I am not the victim of the world I see.
Here, the word is “the victim.” I only believe I am a victim or THE victim. It’s my own mind that victimizes me, and I allow it. Be it a past relationship, the polar vortex, a friend not being honest with me, the exhaustion of watching the grandkids over the weekend, or the tightly held beliefs about myself, or what others have said, it’s all me and my own doing. It’s my own thinking that has brought me the pain.
I was thinking of a family situation many years ago, and how for quite some time my current in-laws had never really warmly welcomed me into the family. In fact, I was shunned and ridiculed, so early on I indeed felt like a victim. They didn’t like my “weird new age” spirituality and succumbed to calling it and myself outrageous names as well as intimating that I corrupted my husband.
Back then it was excruciatingly painful, and the pain arises occasionally, but hardly at all anymore. When it had, I had recalled my previous marriages (three before Paul) and in other families, I never experienced this distress in the slightest. I was always warmly welcomed. So at the time, this felt cold and abandoning.

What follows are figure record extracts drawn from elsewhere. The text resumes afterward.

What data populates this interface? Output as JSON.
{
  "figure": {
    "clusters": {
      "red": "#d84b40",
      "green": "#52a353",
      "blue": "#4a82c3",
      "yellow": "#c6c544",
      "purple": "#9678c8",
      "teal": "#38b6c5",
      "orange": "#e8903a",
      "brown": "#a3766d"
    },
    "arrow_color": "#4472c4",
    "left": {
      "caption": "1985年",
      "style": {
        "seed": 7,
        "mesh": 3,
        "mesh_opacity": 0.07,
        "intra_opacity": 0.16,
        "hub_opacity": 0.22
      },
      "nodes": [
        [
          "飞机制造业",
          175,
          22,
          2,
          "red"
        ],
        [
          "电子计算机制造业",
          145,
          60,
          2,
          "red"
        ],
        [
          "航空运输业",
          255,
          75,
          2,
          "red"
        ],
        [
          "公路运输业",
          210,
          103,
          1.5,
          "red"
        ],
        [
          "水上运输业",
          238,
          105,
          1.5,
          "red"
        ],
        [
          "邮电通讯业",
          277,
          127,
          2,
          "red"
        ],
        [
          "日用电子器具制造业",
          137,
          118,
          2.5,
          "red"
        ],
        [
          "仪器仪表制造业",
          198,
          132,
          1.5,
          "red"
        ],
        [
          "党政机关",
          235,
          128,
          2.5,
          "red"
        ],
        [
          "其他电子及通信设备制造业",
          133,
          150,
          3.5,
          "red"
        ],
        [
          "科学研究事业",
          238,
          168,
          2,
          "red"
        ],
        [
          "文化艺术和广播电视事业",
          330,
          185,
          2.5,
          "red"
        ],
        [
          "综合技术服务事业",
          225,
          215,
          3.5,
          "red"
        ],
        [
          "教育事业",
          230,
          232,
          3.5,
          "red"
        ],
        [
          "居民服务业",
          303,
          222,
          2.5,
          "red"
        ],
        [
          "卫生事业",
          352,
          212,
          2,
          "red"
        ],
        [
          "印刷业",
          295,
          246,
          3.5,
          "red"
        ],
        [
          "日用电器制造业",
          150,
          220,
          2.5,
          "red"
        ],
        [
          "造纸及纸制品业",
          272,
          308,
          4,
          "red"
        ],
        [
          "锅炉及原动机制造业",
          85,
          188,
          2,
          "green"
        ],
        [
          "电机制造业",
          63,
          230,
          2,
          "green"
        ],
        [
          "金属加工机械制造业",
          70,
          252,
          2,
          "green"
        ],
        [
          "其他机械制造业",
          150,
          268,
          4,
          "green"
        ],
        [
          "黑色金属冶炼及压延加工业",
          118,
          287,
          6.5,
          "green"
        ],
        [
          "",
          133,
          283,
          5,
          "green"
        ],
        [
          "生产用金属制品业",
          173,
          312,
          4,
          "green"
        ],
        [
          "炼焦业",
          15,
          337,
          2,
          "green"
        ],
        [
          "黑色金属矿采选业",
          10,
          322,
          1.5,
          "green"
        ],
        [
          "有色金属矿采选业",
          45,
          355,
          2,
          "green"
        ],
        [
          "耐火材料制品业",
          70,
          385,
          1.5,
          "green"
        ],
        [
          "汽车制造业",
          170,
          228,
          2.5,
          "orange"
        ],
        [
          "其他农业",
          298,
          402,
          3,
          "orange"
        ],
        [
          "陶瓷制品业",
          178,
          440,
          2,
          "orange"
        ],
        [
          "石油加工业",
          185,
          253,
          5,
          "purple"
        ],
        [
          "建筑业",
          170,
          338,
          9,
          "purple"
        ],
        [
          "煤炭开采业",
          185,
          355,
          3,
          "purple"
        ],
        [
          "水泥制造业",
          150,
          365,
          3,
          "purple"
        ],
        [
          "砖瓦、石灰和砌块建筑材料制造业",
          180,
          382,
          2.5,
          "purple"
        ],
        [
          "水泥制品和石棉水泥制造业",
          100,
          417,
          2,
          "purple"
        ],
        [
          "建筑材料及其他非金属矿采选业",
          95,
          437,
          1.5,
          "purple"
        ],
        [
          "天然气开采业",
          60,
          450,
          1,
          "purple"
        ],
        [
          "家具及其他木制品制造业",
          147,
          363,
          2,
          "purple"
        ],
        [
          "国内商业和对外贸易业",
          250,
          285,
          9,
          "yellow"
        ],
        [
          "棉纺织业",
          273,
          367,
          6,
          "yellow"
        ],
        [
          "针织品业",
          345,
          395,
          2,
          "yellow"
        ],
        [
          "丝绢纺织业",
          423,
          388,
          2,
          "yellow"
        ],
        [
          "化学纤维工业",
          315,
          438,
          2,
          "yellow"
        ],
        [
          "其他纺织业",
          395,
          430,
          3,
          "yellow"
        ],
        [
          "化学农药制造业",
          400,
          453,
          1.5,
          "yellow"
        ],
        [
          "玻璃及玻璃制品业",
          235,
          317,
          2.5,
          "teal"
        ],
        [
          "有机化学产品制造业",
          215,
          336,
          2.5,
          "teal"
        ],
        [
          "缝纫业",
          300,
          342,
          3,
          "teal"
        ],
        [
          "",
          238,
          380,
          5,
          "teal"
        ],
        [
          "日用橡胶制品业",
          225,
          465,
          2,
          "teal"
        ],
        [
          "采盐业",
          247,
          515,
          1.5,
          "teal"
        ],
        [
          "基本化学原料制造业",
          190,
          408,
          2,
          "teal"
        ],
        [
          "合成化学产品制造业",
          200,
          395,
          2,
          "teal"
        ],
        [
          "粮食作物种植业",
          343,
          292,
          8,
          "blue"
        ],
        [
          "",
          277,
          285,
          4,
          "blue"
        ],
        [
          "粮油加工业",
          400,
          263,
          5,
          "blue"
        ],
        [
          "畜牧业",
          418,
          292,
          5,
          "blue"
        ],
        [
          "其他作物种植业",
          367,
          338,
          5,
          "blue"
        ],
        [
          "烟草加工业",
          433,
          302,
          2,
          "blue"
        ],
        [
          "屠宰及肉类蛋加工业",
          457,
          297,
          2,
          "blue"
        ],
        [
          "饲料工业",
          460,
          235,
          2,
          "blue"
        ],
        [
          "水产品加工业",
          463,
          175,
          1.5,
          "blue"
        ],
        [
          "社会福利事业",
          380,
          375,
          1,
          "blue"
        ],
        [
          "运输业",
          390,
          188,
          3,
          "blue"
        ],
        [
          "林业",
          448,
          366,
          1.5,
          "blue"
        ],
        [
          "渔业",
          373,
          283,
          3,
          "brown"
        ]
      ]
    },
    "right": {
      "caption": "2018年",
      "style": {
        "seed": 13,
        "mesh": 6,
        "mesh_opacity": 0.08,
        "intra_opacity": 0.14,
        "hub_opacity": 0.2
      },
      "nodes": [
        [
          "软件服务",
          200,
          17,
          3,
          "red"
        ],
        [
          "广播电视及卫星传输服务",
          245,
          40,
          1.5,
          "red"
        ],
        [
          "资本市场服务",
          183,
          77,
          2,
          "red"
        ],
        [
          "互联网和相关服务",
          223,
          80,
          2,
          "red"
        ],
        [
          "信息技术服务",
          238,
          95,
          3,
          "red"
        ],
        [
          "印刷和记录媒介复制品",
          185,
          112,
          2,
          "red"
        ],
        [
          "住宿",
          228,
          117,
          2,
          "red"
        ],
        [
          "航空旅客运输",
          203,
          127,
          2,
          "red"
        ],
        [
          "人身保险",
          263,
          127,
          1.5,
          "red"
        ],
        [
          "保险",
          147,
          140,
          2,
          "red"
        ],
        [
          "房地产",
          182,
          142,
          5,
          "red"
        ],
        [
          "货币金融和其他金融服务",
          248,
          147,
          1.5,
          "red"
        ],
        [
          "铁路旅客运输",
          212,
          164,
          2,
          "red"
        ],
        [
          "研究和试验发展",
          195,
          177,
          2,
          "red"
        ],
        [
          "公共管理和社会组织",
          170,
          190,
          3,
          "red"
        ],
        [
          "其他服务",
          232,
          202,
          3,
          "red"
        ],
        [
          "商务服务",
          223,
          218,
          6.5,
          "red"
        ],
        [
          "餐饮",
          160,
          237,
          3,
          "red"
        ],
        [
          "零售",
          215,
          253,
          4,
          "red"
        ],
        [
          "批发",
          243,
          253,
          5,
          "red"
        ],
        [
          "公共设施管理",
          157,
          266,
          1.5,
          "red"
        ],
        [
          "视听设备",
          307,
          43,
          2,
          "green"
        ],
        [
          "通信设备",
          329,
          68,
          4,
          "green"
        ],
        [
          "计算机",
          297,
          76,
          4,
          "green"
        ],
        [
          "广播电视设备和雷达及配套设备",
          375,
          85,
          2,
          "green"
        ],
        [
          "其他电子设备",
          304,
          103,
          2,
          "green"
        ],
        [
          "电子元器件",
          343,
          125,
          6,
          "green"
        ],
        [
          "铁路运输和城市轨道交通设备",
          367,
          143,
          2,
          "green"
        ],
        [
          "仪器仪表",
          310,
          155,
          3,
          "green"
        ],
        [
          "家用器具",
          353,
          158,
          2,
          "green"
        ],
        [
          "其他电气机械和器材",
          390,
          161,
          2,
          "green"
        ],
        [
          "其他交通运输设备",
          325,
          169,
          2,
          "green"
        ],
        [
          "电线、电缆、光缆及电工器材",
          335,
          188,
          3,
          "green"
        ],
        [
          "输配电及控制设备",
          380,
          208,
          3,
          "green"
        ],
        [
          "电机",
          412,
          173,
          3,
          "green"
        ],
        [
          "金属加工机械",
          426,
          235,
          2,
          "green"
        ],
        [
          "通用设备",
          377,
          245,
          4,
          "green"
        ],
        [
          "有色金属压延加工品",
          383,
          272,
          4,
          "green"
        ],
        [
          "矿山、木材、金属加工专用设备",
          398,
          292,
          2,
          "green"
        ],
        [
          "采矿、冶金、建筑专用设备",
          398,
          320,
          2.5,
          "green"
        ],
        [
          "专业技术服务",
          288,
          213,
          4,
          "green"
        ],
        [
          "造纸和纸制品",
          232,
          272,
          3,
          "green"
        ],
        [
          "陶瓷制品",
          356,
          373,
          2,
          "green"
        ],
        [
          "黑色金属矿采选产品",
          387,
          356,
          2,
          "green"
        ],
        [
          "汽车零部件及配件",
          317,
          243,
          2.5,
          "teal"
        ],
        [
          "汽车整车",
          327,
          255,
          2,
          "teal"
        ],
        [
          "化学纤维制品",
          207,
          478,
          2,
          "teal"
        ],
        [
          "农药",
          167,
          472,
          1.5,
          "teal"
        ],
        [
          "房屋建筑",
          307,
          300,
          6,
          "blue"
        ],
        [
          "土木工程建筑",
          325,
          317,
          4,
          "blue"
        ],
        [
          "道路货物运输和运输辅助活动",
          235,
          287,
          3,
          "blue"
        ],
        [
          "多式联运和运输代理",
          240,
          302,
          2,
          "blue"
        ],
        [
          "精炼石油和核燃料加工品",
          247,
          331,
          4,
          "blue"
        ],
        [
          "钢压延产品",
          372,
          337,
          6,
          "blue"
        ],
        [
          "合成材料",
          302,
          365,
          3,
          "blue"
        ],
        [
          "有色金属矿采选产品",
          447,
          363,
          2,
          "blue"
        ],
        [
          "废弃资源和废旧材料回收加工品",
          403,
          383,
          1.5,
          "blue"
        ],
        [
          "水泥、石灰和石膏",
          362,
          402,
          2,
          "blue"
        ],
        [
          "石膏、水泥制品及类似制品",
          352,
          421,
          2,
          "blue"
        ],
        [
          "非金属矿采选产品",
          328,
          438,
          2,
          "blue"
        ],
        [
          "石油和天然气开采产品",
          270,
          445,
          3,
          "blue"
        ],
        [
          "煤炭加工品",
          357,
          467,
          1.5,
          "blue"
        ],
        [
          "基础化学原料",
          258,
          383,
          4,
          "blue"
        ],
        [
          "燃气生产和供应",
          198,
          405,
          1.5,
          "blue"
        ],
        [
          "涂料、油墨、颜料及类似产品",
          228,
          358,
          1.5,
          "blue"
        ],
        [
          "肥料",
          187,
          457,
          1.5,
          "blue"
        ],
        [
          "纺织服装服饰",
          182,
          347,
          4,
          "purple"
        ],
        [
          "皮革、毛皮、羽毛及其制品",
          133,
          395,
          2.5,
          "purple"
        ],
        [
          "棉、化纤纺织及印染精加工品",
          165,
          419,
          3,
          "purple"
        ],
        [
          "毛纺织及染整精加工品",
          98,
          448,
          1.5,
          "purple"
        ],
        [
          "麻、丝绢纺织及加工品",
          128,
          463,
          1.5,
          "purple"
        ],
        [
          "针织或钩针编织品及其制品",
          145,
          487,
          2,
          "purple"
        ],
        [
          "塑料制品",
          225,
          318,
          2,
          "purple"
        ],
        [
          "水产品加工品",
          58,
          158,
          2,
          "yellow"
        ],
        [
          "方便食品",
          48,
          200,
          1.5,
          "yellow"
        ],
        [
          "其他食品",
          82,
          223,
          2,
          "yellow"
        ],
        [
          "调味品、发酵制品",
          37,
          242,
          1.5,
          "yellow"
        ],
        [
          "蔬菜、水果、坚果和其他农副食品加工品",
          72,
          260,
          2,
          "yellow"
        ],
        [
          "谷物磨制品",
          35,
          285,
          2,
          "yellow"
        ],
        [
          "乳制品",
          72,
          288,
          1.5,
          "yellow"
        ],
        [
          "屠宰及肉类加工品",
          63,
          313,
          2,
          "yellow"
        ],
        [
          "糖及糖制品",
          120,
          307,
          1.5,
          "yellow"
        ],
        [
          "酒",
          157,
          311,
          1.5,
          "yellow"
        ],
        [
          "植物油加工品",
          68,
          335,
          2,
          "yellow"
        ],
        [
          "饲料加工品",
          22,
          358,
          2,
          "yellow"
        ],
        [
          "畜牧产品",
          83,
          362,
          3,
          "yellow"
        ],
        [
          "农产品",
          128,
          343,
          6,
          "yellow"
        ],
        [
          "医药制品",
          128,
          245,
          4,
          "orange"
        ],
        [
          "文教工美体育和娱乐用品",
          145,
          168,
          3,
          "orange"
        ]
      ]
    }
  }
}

I know that some of the relationships have healed and are healing of which I am grateful. I can only heal them within my own mind. I can choose to see beyond those that aren’t and recognize the Love of God in each family members regardless. I do not have to attach to thoughts of the sadness and emptiness I have felt in “not belonging” to this family. Instead, as Jesus instructs here, I can just watch the thoughts without attachment. It’s only me that decides I am the outsider. I know I will be in gratitude when I acknowledge the love. You too will be thankful if you do so.